A insatisfação parece ser uma característica intrínseca ao ser humano. Somos críticos por natureza e raramente deixamos escapar uma oportunidade de apontar falhas — sobretudo quando o assunto é administração pública. Basta que apenas um setor não corresponda às expectativas para que todo o restante seja colocado em xeque. Essa postura, embora compreensível, muitas vezes obscurece avanços reais.
No entanto, há experiências que desafiam esse padrão. A criação de um posto médico no Bairro Assunção vem conquistando a simpatia da população. O atendimento humanizado, tão exigido e raramente encontrado, está sendo colocado em prática. O paciente é recebido com dignidade: há triagem organizada, o especialista chama o doente pelo nome, e não há a temida fila interminável que costuma marcar os serviços públicos de saúde. É quase como se, por alguns instantes, o cidadão fosse tratado com a mesma importância que se atribui às instituições mais altas do país.
A questão que se impõe é: por quanto tempo essa realidade se sustentará? A história mostra que iniciativas bem-intencionadas muitas vezes se perdem na burocracia, na falta de recursos ou no descaso político.
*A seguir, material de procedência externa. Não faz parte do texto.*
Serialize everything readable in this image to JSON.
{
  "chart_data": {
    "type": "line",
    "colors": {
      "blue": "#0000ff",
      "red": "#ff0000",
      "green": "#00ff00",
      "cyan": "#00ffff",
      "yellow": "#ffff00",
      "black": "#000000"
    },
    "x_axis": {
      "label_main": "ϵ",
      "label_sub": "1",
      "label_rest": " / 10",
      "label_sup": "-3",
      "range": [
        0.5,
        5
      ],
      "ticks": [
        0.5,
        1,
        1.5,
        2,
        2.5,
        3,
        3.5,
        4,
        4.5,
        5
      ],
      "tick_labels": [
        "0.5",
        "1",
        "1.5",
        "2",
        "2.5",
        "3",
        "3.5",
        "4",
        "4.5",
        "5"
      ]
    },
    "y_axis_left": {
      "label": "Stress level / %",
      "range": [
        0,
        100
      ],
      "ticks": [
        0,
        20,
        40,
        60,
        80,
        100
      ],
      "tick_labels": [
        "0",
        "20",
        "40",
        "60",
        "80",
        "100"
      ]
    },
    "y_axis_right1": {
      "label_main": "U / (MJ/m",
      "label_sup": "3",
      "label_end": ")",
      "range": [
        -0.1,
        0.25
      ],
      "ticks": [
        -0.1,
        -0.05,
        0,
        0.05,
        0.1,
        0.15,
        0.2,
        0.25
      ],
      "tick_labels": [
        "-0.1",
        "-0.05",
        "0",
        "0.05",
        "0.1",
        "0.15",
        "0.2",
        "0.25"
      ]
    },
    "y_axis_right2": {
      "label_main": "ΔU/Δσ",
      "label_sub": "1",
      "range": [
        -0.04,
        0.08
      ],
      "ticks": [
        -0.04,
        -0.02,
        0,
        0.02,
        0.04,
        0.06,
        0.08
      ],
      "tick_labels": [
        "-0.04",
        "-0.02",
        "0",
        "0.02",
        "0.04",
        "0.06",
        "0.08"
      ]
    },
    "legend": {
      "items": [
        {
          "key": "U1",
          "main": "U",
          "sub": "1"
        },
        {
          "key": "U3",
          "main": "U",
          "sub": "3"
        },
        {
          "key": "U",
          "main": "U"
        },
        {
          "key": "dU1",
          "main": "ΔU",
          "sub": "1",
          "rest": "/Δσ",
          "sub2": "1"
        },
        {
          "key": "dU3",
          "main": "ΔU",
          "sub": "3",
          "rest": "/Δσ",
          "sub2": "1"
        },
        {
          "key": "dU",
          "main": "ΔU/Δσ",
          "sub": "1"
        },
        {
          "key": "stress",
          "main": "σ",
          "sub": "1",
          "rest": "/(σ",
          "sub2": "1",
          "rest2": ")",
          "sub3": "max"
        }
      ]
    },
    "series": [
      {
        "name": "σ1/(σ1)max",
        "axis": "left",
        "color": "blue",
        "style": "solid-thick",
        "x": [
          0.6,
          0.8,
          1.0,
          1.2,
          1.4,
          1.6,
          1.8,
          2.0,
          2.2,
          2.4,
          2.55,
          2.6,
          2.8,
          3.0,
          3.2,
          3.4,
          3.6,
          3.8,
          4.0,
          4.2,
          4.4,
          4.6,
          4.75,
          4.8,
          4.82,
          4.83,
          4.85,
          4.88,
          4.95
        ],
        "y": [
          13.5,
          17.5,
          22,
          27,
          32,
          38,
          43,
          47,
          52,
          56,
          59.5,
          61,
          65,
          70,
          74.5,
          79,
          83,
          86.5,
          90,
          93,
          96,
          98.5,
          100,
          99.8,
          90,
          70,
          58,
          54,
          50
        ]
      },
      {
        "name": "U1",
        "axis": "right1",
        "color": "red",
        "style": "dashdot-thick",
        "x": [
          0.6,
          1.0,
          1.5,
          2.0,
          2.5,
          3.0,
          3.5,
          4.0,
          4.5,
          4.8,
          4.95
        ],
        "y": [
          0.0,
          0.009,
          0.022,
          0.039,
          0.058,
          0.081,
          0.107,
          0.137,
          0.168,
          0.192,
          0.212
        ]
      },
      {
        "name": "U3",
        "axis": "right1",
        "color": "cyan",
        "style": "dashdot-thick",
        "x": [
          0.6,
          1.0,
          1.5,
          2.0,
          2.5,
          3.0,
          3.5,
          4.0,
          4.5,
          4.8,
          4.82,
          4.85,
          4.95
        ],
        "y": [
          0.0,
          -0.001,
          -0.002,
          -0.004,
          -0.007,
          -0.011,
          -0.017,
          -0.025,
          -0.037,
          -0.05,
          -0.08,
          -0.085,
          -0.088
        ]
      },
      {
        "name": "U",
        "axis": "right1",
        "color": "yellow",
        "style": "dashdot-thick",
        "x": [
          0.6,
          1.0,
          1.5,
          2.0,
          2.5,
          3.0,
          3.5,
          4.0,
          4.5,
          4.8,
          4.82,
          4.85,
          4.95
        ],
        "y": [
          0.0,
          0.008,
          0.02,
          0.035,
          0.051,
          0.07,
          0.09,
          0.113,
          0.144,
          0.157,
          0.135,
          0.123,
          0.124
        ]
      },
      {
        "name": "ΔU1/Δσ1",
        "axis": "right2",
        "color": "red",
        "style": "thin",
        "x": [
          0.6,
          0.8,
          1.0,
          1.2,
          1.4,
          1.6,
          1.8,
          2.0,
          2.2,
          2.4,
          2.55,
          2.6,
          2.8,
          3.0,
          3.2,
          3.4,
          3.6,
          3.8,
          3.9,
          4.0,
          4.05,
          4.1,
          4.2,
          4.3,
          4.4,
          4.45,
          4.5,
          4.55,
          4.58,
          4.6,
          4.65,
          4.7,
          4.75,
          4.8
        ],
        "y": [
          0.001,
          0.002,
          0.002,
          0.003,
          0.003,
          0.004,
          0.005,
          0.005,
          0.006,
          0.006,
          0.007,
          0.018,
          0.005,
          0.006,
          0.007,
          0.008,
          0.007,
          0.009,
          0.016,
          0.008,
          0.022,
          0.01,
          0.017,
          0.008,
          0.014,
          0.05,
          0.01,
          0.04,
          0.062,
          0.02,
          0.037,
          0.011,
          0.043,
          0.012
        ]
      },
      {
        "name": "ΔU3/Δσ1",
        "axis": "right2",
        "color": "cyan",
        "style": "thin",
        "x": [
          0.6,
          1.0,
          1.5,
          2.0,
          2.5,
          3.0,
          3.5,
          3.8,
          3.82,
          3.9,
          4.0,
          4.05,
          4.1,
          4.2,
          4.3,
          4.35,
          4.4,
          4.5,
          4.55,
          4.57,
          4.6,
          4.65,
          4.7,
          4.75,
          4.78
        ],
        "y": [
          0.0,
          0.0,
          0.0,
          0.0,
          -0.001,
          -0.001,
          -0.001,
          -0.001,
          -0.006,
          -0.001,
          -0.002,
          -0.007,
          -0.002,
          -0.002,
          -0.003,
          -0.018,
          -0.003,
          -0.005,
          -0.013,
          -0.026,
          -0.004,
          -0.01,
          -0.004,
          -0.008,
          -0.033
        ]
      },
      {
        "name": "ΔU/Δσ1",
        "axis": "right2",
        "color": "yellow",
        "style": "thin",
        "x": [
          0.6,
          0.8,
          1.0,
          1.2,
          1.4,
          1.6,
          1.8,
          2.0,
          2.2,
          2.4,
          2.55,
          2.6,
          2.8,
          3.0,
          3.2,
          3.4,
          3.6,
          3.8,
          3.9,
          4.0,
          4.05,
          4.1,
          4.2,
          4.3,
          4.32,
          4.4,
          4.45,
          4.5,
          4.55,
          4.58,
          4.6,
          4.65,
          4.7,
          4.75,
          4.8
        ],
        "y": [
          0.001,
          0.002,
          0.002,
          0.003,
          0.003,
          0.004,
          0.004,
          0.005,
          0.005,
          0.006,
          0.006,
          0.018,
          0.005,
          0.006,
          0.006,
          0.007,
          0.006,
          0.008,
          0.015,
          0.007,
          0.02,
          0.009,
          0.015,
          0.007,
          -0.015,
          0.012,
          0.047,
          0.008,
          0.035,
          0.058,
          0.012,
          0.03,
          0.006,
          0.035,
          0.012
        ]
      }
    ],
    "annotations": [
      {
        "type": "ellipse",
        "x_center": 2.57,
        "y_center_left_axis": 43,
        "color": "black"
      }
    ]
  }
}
O anonimato que ainda cerca esse posto pode ser visto como virtude — uma ação silenciosa que privilegia o paciente em vez da propaganda oficial — mas também como risco, já que sem reconhecimento público dificilmente haverá pressão para sua continuidade.
O exemplo do Bairro Assunção revela que é possível oferecer saúde pública com qualidade e respeito. Cabe ao cidadão, crítico por essência, não apenas apontar falhas, mas também valorizar e defender conquistas como essa. Afinal, a crítica só tem sentido quando serve para melhorar, e não apenas para destruir.